Buffalo’s defense was no better. Due to a freakish run of injuries, New England’s only option in the running game was BenJarvus Green-Ellis, who until Sunday was far more notable for his proliferation of names than for anything he had done on a football field.

An undrafted rookie, Green-Ellis was a member of the Patriots’ practice squad, the football equivalent of never-to-be-used stand-in, until promoted to the active roster out of sheer necessity on October 12.

Less than a month later, Buffalo’s defense spent the afternoon converting the hopeful youngster into the week’s hottest fantasy-football waiver pickup, accommodating Green-Ellis’ 26-carry, 105-yard afternoon.

The sad display left members of the dispirited Council grasping for words.

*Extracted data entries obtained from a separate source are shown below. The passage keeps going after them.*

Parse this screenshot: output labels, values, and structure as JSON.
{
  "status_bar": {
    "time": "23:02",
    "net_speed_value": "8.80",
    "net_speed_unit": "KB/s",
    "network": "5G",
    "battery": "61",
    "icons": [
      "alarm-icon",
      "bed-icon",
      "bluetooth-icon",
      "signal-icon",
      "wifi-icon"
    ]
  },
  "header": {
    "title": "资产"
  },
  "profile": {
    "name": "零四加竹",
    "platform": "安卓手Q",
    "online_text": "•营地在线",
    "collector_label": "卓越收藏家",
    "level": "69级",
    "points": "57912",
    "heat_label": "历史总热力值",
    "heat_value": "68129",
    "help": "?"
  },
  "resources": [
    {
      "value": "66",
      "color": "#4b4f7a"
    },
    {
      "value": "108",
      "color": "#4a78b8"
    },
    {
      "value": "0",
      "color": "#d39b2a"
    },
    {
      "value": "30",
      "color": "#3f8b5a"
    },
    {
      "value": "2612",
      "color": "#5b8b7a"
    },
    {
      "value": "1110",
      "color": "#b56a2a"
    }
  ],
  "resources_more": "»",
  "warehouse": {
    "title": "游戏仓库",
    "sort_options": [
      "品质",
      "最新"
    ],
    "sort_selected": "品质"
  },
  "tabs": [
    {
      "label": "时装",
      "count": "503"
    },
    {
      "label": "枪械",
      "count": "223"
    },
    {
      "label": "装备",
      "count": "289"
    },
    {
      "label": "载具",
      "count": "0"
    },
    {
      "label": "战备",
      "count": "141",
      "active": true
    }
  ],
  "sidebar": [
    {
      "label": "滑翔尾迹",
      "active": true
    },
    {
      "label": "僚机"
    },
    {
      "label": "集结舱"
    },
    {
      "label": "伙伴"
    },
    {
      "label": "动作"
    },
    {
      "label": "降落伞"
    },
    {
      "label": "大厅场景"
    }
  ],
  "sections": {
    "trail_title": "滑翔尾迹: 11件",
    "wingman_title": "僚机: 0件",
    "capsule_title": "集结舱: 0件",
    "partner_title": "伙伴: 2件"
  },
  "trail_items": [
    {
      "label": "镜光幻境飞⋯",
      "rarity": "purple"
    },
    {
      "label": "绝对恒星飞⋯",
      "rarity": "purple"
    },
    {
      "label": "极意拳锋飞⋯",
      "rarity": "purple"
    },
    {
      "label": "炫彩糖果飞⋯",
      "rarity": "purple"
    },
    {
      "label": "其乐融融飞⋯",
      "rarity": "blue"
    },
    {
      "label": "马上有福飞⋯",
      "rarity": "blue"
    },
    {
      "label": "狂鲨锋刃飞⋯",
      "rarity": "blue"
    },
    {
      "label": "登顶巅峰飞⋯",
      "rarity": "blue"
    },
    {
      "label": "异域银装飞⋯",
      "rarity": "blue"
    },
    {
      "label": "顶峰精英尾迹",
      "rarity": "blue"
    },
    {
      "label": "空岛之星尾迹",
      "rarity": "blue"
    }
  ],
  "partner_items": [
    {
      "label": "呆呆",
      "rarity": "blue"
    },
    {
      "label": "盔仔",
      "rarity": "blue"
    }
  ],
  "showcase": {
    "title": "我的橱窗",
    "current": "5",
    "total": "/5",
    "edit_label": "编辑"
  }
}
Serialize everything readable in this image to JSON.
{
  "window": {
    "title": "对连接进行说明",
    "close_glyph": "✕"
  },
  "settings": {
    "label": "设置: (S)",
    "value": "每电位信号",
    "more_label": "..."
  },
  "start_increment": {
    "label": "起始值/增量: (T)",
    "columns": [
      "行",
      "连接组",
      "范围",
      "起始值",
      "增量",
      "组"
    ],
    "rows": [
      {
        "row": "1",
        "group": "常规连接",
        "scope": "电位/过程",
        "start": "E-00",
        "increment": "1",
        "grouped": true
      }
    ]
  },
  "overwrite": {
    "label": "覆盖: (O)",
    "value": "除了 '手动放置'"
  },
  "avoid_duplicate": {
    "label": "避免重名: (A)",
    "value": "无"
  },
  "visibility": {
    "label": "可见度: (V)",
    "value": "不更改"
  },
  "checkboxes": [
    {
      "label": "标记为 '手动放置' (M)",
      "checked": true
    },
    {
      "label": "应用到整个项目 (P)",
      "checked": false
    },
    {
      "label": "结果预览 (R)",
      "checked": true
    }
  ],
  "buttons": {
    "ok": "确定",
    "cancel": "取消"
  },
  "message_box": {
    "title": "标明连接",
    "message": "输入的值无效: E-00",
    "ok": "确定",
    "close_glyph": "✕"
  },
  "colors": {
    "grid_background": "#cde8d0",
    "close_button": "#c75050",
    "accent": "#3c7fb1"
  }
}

He capped his day, and his team’s demonstration of superiority, with a one-yard touchdown run that finished off a drive lasting 19 plays, covering 92 yards and consuming more than nine minutes of game time in the fourth quarter.

“They’re everything a good team isn’t. Wait a minute—they’re not anything that a bad team, or a good team…oh, never mind,” Pommy said, then turned away with a wave of his hand.

Buffalo’s lone touchdown came moments later, with just 1:42 remaining, after rookie Leodis McKelvin’s 85-yard kickoff return drew the afternoon’s loudest reaction from those assembled, shouts of “Go, go, go!” that dissipated into cathartic laughter at the futility of the runback, as well as the scoring pass from Edwards to James Hardy that it produced.

The Bills returned home after the 20-10 loss, having plunged from first to last in the tightly packed AFC East. Even with a seemingly cushy slate for the rest of November, a sweep of which would send them into the season’s final month at 8-4, optimism was a scarce commodity at Brofest late Sunday afternoon.v

“They won’t make the playoffs,” Tim declared unwaveringly. “That’s a pipe dream now.”